The mercury hit 30.7C in Gogerddan, Wales, the highest temperature recorded on Tuesday – and the highest temperature since July – as a southerly airflow brought very warm conditions across England and Wales.
The Met Office said it was only the seventh time in the month of September that temperatures had reached in excess of 30C in the UK during the last 50 years. Three of those have occurred in the last decade – 2020, 2016 and 2013.
Temperatures in Northolt, west London, reached 30.1C, while in Cambridge a high of 28.3C was reported. While the weather was fine and dry for most across the country, it was cloudier with some patchy rain in the far north and west of Scotland.

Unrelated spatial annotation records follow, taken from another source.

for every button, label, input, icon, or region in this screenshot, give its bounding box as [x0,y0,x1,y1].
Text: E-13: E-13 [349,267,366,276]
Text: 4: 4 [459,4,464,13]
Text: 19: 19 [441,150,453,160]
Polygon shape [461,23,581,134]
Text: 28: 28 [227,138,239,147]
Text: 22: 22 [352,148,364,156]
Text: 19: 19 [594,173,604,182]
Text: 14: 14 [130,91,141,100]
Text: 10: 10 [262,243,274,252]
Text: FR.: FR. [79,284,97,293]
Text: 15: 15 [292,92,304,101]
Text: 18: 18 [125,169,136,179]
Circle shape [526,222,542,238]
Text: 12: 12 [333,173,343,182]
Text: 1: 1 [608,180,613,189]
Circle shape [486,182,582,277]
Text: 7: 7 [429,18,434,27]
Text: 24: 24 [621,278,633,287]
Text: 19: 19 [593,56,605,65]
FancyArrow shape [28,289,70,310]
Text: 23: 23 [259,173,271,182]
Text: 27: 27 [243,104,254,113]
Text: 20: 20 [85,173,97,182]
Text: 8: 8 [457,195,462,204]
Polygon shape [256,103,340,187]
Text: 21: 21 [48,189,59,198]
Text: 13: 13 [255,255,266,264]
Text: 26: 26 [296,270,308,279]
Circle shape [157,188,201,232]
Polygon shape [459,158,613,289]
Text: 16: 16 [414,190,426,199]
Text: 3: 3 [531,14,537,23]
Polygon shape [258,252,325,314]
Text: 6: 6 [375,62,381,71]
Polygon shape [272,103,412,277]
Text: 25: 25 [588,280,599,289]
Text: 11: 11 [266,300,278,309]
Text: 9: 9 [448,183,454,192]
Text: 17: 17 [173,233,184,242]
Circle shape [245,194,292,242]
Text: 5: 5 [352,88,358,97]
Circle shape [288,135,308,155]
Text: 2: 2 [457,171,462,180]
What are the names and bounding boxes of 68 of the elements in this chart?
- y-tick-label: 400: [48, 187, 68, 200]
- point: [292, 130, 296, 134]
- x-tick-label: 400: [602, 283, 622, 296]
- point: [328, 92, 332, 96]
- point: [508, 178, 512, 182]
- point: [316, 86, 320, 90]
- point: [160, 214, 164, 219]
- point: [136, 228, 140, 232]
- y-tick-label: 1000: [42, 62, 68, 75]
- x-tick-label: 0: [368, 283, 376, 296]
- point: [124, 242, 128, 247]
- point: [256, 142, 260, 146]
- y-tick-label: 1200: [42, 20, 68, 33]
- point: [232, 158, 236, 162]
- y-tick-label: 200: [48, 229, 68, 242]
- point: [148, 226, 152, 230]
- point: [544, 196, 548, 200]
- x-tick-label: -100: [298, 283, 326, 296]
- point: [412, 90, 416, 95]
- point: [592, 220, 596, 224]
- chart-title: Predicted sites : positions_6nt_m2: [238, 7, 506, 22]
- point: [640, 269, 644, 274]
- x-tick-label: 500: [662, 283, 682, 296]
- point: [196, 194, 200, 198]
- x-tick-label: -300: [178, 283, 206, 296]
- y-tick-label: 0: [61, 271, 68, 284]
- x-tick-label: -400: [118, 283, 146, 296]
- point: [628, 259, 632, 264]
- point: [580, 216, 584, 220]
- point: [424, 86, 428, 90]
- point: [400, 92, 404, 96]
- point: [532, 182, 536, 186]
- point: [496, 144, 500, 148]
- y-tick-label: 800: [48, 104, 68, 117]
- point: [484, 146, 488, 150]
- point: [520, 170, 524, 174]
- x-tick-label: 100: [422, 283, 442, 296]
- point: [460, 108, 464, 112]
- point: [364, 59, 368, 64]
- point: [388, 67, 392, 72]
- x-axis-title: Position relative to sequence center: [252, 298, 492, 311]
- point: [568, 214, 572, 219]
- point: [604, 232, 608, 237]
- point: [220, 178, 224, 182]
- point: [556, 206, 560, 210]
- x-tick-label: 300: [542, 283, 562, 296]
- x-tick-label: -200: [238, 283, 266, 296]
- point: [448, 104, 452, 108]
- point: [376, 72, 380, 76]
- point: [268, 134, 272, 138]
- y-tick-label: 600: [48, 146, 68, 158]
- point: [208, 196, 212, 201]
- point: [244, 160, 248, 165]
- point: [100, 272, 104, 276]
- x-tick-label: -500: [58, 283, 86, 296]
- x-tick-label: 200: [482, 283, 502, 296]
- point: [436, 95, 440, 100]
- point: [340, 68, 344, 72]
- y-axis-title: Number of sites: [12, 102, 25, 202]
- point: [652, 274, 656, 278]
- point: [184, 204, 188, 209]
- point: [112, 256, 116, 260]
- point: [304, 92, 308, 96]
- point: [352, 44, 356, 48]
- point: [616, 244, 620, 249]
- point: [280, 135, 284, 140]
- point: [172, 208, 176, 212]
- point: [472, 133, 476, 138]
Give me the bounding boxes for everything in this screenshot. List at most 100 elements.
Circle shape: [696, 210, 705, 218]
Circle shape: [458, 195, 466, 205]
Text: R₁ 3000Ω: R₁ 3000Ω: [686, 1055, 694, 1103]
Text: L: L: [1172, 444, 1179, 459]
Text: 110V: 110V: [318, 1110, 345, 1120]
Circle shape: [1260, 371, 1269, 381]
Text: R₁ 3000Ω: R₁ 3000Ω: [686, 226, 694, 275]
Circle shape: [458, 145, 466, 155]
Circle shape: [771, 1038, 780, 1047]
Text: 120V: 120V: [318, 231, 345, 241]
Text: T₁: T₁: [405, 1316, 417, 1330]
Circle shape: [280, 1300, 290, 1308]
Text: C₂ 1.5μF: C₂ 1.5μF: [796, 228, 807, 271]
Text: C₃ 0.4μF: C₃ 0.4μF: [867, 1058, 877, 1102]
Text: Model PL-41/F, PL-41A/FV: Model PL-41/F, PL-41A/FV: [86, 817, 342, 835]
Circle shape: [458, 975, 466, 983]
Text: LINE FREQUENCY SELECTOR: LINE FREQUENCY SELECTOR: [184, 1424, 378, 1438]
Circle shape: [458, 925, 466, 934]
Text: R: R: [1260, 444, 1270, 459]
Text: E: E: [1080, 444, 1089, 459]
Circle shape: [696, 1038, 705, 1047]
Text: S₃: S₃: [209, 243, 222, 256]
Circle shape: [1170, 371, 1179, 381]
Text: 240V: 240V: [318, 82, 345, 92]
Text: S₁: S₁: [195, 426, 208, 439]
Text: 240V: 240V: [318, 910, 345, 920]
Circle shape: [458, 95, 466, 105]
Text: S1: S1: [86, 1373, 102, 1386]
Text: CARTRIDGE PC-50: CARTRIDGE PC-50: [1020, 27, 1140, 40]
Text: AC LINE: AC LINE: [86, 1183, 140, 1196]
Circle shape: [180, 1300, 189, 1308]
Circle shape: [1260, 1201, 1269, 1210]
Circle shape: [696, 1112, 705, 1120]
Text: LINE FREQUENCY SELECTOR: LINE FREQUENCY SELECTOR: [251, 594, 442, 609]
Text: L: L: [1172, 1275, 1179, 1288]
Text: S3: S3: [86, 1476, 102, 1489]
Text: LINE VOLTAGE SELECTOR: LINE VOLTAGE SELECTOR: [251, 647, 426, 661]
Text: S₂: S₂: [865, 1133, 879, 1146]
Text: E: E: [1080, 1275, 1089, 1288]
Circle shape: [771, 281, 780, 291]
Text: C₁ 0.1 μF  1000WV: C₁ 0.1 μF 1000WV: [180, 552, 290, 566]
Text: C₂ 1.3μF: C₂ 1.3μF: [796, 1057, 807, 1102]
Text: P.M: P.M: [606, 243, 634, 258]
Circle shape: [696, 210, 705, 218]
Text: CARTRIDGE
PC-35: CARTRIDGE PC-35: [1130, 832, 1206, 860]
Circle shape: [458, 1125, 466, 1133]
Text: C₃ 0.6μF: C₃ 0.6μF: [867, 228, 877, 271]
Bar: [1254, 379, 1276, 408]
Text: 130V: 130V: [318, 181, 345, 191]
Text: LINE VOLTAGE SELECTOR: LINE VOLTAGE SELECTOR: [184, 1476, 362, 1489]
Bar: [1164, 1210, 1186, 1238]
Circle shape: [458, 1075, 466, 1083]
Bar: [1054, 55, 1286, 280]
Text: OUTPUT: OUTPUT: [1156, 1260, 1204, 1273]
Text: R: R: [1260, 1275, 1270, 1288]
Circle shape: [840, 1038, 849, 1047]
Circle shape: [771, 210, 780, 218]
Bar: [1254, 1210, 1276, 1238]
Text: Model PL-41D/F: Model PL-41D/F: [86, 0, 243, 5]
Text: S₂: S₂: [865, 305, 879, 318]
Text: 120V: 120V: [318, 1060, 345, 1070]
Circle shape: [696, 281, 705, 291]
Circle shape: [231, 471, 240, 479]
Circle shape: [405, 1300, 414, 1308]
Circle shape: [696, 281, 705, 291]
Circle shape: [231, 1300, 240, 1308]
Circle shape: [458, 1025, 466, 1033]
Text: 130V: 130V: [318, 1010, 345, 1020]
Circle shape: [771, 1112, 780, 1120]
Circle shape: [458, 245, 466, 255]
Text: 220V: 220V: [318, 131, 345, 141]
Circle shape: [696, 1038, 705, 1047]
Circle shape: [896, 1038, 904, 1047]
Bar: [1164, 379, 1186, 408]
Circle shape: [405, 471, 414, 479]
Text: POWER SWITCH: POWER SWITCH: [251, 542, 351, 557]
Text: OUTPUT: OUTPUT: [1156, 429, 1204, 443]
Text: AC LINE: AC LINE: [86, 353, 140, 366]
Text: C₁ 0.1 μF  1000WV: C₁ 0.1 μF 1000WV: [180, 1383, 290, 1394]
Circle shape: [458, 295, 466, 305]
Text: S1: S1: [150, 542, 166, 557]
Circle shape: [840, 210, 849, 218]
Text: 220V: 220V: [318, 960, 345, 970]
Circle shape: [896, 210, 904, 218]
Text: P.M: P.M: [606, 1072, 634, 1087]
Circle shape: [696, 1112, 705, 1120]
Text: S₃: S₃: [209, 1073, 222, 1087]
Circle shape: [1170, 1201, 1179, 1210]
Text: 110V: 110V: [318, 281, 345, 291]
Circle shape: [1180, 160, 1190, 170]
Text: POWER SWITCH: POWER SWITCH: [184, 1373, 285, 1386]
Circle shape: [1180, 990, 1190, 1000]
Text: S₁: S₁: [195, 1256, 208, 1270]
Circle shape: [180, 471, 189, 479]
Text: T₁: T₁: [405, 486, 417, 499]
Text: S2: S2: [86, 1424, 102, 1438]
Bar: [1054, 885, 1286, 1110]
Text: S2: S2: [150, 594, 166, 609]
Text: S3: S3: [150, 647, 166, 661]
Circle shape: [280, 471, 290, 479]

But over the coming days, low pressure and associated fronts moving in from the south-west are projected to bring cooler and fresher conditions by Friday, with heavy showers and thunderstorms in some areas.
The Met Office issued a yellow warning of thunderstorms for south-west England on Wednesday, with the forecast that 30-50mm of rain could fall in less than three hours. Lightning may also be a hazard during the day.
Elsewhere in the UK, and especially in the north and east, Wednesday will remain a fine, dry day with heatwave thresholds close to being reached in some eastern parts of England. This includes predictions of highs of 28C in London, Birmingham and Liverpool.
However, a Met Office meteorologist said the hot spell could “just about make it” in terms of recording an official heatwave. The UK threshold is only reached when a location records a period of at least three consecutive days of daily maximum temperature levels meeting or exceeding thresholds that vary across the country.
Showers and thunderstorms are expected to move north-eastwards across the UK, bringing more widely unsettled weather throughout Thursday and Friday.
A further yellow weather warning for thunderstorms has been issued for Thursday in Northern Ireland, Wales and parts of northern and central England. The Met Office said that where the storms do occur, up to 30mm of rain is possible in less than an hour, which has the potential to generate some surface water flooding. There is also the possibility of localised impacts from lightning and hail.
Beyond the warning areas, unsettled and showery conditions will be the main theme of the weather for Thursday and Friday.
The current conditions follow the official end of the meteorological summer on 31 August. September has already exceeded August’s highest temperature of 27.2C in the UK, an event that last happened in 2016.
Temperatures forecast for this week are still some way off the record high for September, set in 1906 at 35.6C. However, the frequency of temperatures exceeding 30C has been increasing over the last 50 years.